Pionnière de l’aquaculture

Durant les années qui suivent, elle ne cesse de com­battre le gas­pillage des res­sources dont elle est témoin. « Un bateau de pêche détecte le pois­son, le cap­ture, et le tue. Un bateau de pêche est un chas­seur et un usi­nier, jamais il n’est un pro­duc­teur. Personne jusqu’à pré­sent n’a pu aug­men­ter ou amé­lio­rer le chep­tel océa­nique. Je sais qu’en avan­çant cela, je me dresse contre une habi­tude de lan­gage cou­rant. Mais j’aime pou­voir accor­der la pen­sée à la véri­té ; aujourd’hui, cette véri­té me saute aux yeux », décrit-​elle dans Racleurs d’océans.
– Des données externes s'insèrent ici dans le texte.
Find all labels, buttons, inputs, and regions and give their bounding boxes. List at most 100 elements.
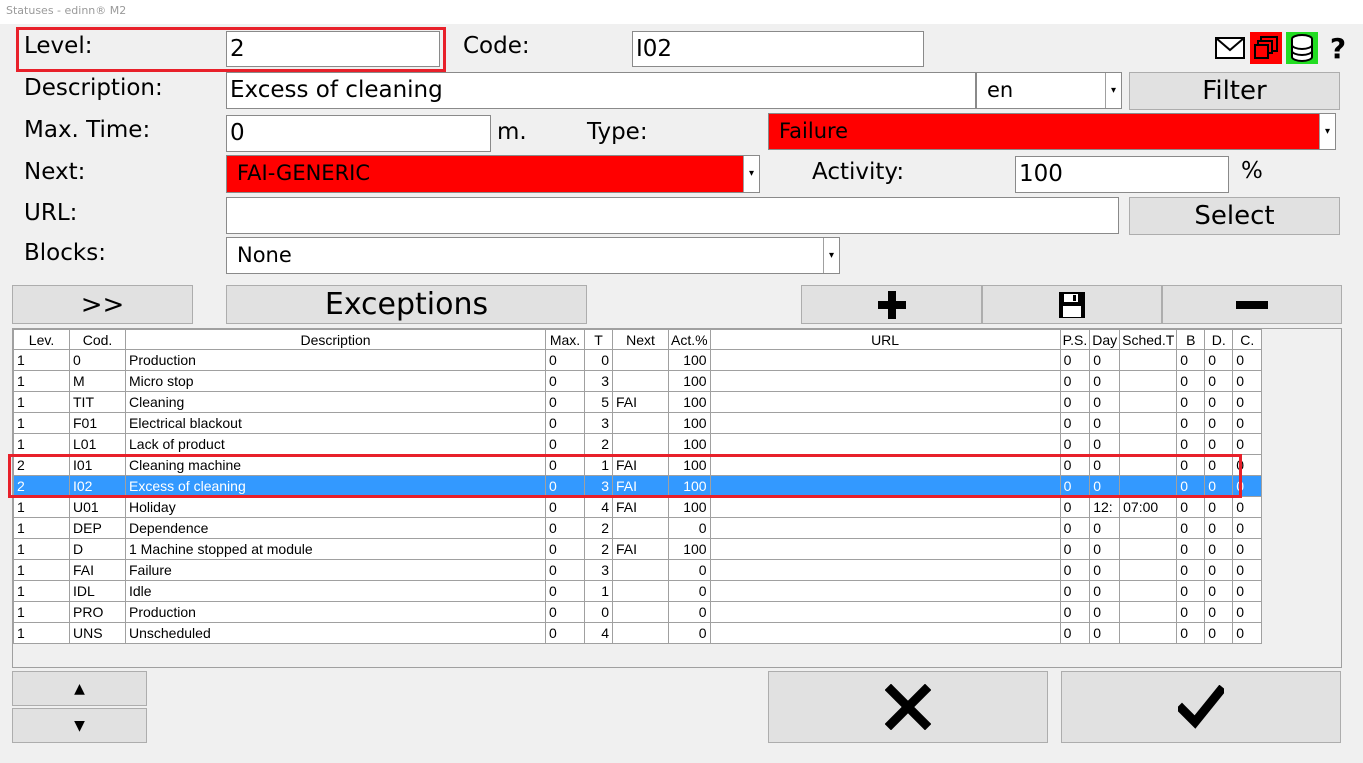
minus-icon (1236, 300, 1268, 309)
table-cell: 0 (1204, 391, 1234, 413)
table-row[interactable]: 1 M Micro stop 0 3 100 0 0 0 0 0 (13, 370, 1263, 392)
table-cell: 0 (545, 496, 585, 518)
database-icon[interactable] (1286, 32, 1318, 64)
table-cell: 0 (1059, 622, 1091, 644)
help-icon[interactable]: ? (1322, 32, 1354, 65)
save-button[interactable] (982, 285, 1162, 324)
column-header[interactable]: Day (1089, 329, 1121, 350)
activity-field[interactable]: 100 (1015, 156, 1229, 193)
column-header[interactable]: P.S. (1059, 329, 1091, 350)
column-header[interactable]: Next (612, 329, 669, 350)
filter-button[interactable]: Filter (1129, 72, 1340, 110)
table-row[interactable]: 2 I01 Cleaning machine 0 1 FAI 100 0 0 0 0 0 (13, 454, 1263, 476)
table-cell (612, 517, 669, 539)
table-cell: 0 (1059, 433, 1091, 455)
blocks-select[interactable]: None ▾ (226, 237, 840, 274)
add-button[interactable] (801, 285, 982, 324)
table-row[interactable]: 1 IDL Idle 0 1 0 0 0 0 0 0 (13, 580, 1263, 602)
type-select[interactable]: Failure ▾ (768, 113, 1336, 150)
table-cell: 0 (1232, 454, 1263, 476)
table-cell (612, 433, 669, 455)
table-row[interactable]: 1 0 Production 0 0 100 0 0 0 0 0 (13, 349, 1263, 371)
table-cell (1119, 475, 1178, 497)
table-row[interactable]: 1D1 Machine stopped at module 0 2 FAI 100 0 0 0… (13, 538, 1263, 560)
table-cell: 0 (1204, 454, 1234, 476)
mail-icon[interactable] (1214, 32, 1246, 64)
table-row[interactable]: 1 U01 Holiday 0 4 FAI 100 0 12: 07:00 0 0 0 (13, 496, 1263, 518)
table-cell: 0 (1232, 391, 1263, 413)
table-cell: 0 (1232, 517, 1263, 539)
table-cell (1119, 517, 1178, 539)
forward-button[interactable]: >> (12, 285, 193, 324)
table-cell: 0 (1204, 538, 1234, 560)
table-cell: IDL (69, 580, 126, 602)
description-field[interactable]: Excess of cleaning (226, 72, 976, 109)
ok-button[interactable] (1061, 671, 1341, 743)
column-header[interactable]: Lev. (13, 329, 70, 350)
column-header[interactable]: Act.% (668, 329, 711, 350)
table-cell: 0 (1089, 538, 1121, 560)
url-field[interactable] (226, 197, 1119, 234)
table-cell: 0 (545, 538, 585, 560)
table-cell: 0 (1232, 412, 1263, 434)
table-cell: 0 (1089, 580, 1121, 602)
table-cell: Dependence (125, 517, 546, 539)
table-cell (709, 475, 1061, 497)
table-cell: 0 (545, 601, 585, 623)
column-header[interactable]: T (584, 329, 613, 350)
column-header[interactable]: D. (1204, 329, 1234, 350)
language-select[interactable]: en ▾ (976, 72, 1122, 109)
table-cell: 3 (584, 475, 613, 497)
dropdown-arrow-icon[interactable]: ▾ (1319, 114, 1335, 149)
table-row[interactable]: 1 DEP Dependence 0 2 0 0 0 0 0 0 (13, 517, 1263, 539)
move-down-button[interactable]: ▼ (12, 708, 147, 743)
windows-icon[interactable] (1250, 32, 1282, 64)
table-cell: 0 (1204, 517, 1234, 539)
dropdown-arrow-icon[interactable]: ▾ (823, 238, 839, 273)
table-row[interactable]: 1 F01 Electrical blackout 0 3 100 0 0 0 0 0 (13, 412, 1263, 434)
table-row[interactable]: 1 FAI Failure 0 3 0 0 0 0 0 0 (13, 559, 1263, 581)
select-button[interactable]: Select (1129, 197, 1340, 235)
table-cell (1119, 433, 1178, 455)
table-cell: 0 (545, 559, 585, 581)
table-row[interactable]: 1 TIT Cleaning 0 5 FAI 100 0 0 0 0 0 (13, 391, 1263, 413)
table-cell: 0 (1232, 349, 1263, 371)
move-up-button[interactable]: ▲ (12, 671, 147, 706)
table-row[interactable]: 2 I02 Excess of cleaning 0 3 FAI 100 0 0 0 0 0 (13, 475, 1263, 497)
table-cell (709, 391, 1061, 413)
column-header[interactable]: URL (709, 329, 1061, 350)
language-value: en (987, 78, 1014, 102)
table-cell (1119, 601, 1178, 623)
table-cell: 0 (1204, 370, 1234, 392)
table-cell: 0 (584, 349, 613, 371)
code-field[interactable]: I02 (632, 31, 924, 67)
column-header[interactable]: Sched.T (1119, 329, 1178, 350)
table-cell: 0 (1232, 559, 1263, 581)
max-time-field[interactable]: 0 (226, 115, 491, 152)
table-cell: 0 (1204, 622, 1234, 644)
exceptions-button[interactable]: Exceptions (226, 285, 587, 324)
table-cell: 0 (545, 580, 585, 602)
table-row[interactable]: 1 L01 Lack of product 0 2 100 0 0 0 0 0 (13, 433, 1263, 455)
window-title: Statuses - edinn® M2 (0, 0, 1363, 24)
table-cell (1119, 559, 1178, 581)
cancel-button[interactable] (768, 671, 1048, 743)
column-header[interactable]: B (1176, 329, 1206, 350)
table-cell: 1 (13, 622, 70, 644)
dropdown-arrow-icon[interactable]: ▾ (1105, 73, 1121, 108)
table-cell: 0 (545, 475, 585, 497)
remove-button[interactable] (1162, 285, 1342, 324)
next-select[interactable]: FAI-GENERIC ▾ (226, 155, 760, 193)
column-header[interactable]: Max. (545, 329, 585, 350)
table-cell: 0 (1059, 559, 1091, 581)
table-row[interactable]: 1 UNS Unscheduled 0 4 0 0 0 0 0 0 (13, 622, 1263, 644)
table-row[interactable]: 1 PRO Production 0 0 0 0 0 0 0 0 (13, 601, 1263, 623)
column-header[interactable]: C. (1232, 329, 1263, 350)
table-cell: FAI (612, 391, 669, 413)
column-header[interactable]: Cod. (69, 329, 126, 350)
status-table-container[interactable]: Lev. Cod. Description Max. T Next Act.% URL P.S.… (12, 328, 1342, 668)
table-cell: L01 (69, 433, 126, 455)
next-label: Next: (24, 159, 86, 185)
dropdown-arrow-icon[interactable]: ▾ (743, 156, 759, 192)
column-header[interactable]: Description (125, 329, 546, 350)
Dans les années 1960, se ren­dant compte de l’impasse à laquelle conduit la pêche indus­trielle, elle devient pion­nière de l’aquaculture. Infatigable conteuse, elle conti­nue de racon­ter et de dénon­cer, à tra­vers des col­loques, des confé­rences, des articles, l’épuisement des res­sources des océans. Elle incite à une réelle prise de conscience environnementale.

Retirée à Douarnenez les der­niers mois de sa vie, la « Dame de la mer » s’éteint à 98 ans, un soir de Noël, par une nuit de tem­pête. Ses cendres sont dis­per­sées en mer d’Iroise. Il y a quelques mois, après une longue bataille patri­mo­niale, la muni­ci­pa­li­té de Lorient a récu­pé­ré l’usufruit de son immense fonds docu­men­taire, com­po­sé de 70 000 pho­to­gra­phies, d’objets et de livres, res­té dans ses car­tons. Anita Conti va pou­voir conti­nuer de nous ouvrir les yeux sur la néces­saire pré­ser­va­tion des océans.